“All you need is love. But a little chocolate now and then doesn't hurt.” -Charles M. Schulz
There are so many things that can be said about chocolate, it's hard to know where to begin. Like most people I know, especially women, I have what might be called an unhealthy obsession, but really, what's not to love? From the way it's packaged and sculpted to the explosion of body-wide sensations when it hits your tongue, chocolate is something to be cherished, nay, revered.

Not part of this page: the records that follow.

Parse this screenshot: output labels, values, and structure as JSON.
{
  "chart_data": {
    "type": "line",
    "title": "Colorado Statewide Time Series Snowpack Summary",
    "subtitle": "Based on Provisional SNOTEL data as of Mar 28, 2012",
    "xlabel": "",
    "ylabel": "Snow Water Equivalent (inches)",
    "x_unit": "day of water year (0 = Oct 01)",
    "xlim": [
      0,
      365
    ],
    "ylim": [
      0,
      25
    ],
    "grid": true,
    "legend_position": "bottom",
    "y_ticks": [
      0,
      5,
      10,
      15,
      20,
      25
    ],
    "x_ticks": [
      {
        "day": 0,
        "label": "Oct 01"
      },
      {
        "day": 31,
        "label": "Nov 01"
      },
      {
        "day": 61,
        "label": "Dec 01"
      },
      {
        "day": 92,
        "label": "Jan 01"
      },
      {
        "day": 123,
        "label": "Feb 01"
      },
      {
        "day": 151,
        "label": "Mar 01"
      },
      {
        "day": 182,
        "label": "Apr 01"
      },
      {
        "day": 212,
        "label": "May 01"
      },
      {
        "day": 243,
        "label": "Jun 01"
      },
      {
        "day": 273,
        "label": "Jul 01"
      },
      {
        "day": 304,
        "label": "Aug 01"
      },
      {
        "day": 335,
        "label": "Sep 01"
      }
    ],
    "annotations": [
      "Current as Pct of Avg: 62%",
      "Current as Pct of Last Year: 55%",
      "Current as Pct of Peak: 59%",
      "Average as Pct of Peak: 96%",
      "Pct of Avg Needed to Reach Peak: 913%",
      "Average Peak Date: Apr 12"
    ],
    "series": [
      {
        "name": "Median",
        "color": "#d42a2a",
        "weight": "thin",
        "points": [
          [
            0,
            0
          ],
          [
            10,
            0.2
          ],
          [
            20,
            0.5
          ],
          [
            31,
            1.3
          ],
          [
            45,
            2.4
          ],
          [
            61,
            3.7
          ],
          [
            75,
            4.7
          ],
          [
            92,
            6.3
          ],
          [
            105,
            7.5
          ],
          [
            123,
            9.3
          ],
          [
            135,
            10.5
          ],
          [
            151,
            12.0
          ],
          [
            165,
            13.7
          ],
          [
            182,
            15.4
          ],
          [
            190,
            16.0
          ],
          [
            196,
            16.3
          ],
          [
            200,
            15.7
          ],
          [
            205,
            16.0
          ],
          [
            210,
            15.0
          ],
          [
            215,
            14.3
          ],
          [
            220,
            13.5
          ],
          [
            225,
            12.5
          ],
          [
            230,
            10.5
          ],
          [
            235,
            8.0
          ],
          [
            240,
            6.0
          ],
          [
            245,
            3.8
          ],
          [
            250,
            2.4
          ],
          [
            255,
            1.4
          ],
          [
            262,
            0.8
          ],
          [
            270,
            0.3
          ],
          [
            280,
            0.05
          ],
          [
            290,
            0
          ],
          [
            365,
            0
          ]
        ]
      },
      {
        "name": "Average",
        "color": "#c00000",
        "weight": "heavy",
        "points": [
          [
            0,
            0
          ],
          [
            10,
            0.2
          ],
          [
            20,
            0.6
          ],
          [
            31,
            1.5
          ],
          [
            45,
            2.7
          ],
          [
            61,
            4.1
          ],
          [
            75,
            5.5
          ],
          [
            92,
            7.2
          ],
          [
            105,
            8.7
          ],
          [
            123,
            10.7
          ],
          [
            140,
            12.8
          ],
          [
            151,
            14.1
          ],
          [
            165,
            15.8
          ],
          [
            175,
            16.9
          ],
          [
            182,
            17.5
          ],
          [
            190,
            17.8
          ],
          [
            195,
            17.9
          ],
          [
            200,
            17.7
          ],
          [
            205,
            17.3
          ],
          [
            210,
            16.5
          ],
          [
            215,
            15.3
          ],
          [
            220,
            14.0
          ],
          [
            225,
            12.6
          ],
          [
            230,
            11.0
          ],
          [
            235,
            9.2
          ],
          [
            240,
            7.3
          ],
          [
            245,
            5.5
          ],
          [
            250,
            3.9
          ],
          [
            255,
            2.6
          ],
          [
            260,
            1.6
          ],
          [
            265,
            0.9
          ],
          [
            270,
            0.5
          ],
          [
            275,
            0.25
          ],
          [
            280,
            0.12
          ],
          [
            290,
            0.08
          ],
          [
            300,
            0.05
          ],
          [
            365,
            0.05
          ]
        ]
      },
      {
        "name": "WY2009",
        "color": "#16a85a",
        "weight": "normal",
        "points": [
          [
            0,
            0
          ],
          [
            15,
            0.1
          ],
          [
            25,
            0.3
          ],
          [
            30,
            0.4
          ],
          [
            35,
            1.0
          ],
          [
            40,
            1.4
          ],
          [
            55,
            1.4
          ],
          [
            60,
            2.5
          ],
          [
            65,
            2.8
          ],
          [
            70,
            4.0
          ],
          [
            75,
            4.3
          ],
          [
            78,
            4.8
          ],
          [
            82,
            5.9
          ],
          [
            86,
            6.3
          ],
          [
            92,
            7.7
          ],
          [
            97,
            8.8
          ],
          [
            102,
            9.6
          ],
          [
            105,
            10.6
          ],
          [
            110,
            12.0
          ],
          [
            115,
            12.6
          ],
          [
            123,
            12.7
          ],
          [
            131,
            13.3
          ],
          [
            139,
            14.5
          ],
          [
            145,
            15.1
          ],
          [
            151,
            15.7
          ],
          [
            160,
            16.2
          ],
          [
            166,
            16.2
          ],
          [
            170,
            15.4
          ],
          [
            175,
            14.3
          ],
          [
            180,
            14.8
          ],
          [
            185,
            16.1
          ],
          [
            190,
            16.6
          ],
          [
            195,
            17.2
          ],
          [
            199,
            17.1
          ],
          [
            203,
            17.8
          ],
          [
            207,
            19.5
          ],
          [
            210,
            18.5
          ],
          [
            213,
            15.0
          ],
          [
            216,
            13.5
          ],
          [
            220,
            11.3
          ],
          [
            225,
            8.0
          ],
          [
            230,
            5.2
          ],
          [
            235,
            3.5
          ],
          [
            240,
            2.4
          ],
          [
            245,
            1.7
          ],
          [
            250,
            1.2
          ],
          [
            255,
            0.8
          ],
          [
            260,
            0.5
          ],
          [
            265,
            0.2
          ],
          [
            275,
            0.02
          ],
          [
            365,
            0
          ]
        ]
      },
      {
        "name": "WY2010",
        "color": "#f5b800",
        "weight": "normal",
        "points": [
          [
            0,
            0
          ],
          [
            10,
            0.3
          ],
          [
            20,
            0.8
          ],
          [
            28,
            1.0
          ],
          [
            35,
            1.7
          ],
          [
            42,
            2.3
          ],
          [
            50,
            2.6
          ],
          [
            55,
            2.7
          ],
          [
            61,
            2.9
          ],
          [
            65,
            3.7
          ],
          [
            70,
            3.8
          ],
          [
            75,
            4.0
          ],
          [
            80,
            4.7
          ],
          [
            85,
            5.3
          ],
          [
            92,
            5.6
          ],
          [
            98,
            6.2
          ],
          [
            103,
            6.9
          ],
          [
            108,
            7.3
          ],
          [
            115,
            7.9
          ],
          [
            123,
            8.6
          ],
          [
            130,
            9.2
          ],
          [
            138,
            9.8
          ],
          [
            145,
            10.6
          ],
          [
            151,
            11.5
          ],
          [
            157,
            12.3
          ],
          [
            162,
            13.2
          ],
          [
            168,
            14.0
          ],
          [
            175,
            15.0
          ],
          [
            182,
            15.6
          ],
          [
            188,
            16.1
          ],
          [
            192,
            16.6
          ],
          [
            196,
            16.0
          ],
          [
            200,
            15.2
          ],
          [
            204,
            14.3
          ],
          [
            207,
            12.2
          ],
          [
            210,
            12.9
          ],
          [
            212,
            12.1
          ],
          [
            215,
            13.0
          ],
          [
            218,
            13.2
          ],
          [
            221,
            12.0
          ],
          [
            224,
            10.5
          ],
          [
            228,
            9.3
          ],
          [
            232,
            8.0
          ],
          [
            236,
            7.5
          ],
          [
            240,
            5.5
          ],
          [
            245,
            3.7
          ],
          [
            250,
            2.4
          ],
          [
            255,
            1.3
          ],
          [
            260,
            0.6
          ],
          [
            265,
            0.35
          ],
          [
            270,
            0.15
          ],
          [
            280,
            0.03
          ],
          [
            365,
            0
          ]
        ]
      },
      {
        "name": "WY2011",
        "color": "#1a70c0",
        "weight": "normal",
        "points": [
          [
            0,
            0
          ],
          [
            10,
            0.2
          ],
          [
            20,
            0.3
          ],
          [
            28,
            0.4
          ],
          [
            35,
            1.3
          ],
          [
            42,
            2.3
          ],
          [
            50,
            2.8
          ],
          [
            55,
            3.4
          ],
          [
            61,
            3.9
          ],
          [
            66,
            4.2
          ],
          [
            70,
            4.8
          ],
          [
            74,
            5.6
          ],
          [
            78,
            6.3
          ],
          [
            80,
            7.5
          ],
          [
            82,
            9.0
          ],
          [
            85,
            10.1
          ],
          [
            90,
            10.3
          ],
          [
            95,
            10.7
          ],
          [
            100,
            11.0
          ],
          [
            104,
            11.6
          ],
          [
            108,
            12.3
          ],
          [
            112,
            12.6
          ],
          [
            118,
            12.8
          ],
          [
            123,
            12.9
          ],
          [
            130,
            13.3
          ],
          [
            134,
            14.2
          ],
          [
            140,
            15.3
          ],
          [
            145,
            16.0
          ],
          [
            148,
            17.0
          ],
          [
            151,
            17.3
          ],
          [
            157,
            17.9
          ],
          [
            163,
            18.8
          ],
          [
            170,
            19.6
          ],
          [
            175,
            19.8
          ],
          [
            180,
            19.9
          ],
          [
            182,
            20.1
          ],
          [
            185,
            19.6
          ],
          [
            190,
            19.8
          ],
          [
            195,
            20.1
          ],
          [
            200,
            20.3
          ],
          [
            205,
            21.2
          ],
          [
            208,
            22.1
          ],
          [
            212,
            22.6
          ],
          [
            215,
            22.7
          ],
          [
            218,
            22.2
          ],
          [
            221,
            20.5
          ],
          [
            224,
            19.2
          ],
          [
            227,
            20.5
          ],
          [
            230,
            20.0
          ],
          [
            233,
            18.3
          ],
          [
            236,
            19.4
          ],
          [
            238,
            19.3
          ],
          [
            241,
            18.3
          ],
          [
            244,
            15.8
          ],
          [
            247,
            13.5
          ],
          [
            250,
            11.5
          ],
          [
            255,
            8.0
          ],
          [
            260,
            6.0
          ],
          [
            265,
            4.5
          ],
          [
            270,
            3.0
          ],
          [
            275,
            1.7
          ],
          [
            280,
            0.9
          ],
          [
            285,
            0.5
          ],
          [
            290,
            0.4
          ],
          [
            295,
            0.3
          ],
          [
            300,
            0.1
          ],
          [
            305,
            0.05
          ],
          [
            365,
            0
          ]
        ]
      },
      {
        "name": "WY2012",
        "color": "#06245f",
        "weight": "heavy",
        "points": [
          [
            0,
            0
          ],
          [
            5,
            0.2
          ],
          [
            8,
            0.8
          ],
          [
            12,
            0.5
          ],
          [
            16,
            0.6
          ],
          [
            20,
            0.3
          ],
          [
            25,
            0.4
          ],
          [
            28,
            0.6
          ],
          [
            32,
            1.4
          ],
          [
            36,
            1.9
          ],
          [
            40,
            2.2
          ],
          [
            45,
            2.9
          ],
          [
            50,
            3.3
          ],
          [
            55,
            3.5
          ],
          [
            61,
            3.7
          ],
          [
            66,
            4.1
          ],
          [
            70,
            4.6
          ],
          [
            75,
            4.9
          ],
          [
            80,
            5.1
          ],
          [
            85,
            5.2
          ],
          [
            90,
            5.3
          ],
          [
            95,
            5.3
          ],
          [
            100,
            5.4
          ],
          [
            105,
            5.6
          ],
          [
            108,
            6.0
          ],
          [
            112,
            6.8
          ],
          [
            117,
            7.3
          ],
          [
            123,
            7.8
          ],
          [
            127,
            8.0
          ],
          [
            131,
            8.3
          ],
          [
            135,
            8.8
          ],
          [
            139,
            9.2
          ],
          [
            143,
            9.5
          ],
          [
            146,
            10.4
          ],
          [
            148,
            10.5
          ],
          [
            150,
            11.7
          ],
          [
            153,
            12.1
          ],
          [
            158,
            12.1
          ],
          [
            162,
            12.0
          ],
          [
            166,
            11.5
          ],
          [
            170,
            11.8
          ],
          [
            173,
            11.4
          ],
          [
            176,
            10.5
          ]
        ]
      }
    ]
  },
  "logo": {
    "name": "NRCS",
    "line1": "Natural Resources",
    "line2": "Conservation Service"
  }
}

Though most have seen the film version, the book Charlie and the Chocolate Factory differs a bit when it describes Charlie's unique reverence for chocolate, how he hungered for that more than any food in the world, and how he treasured his birthdays when his whole family would save up to give him a chocolate bar. “And each time he received it, on those marvelous birthday mornings, he would place it carefully in a small wooden box that he owned, and treasure it as though it were a bar of solid gold.” The only thing finer than experiencing the glory of chocolate for yourself is sharing it with somebody else.
Though Mother's Day encourages us to throw a little extra love Mom's way to show appreciation for our existence and for her role in making you what you are today, pretty much any day would be a good day to buy Mom (or Dad) some chocolate. While Snickers Bars and Kit-Kats have their own convenience-store charm, there's nothing quite like chocolates made with a little extra love and attention.
When discussing chocolatiers in the area, my first go-to would have to be Sucré. Since 2007, chef and co-founder Tariq Hanna and his team have been slinging delicate, European-quality chocolates to the addicts of the Crescent City. Definitely on the higher-end of the chocolate shops in town, Sucré can be pretty pricey, but it is possible to stay in budget and score fantastic chocolate. Wrapped in pretty pastels, a bar or two of their 65-percent single-bean dark chocolate bars with candied violet, coconut, and toasted almond, or Sicilian pistachio and rose petals, would make the perfect treat for Mom. Or, you can get a four-piece favor box of bonbons of your choice, like the “Avery” with salted caramel and double cream chocolate with fleur de sel; “Raspberry Cheesecake,” a white chocolate truffle blended with cream cheese and swirled with raspberry jam; and, most recently, the Meuniere chocolate created for our city's tricentennial celebration, made with Swiss white chocolate, brown butter, and sea salt, encased in a black and gold, dark chocolate shell.
Known primarily for their chocolate cream cheese-filled king cakes, Bittersweet Confections in the Warehouse District also offers a delightful array of chocolates and other confections. Founded by local entrepreneur Cheryl Scripter in 2002, this Magazine Street bakery and café is a great spot Downtown to pick up a cup of coffee and indulge in a bite or two of pure bliss in the form of handmade crème brûlée and blood orange dark chocolate truffles, cherry almond bark, rich caramels, or colorful flower-shaped dark chocolates accented with fresh berries. Oh, and before you're too dizzy, don't forget to save some for Mom.
Finally, one of the most recent Willy Wonka-ish wizards on the scene is none other than the bean-to-bar dreamers at Piety & Desire. Talk about going the extra mile, Chris Nobles is the artisan extraordinaire who takes fermented cocoa beans and turns them into bonbons and bars with a rare richness in flavor I've never experienced before. The chocolates available seem to shift on a whim, but if you have the good fortune to taste the Satsuma Zinger, you will definitely know the delights of which I speak. Bring your mom to the South Broad Street shop and return frequently … you know (ahem), to keep up with Nobles's evolving skill and creativity.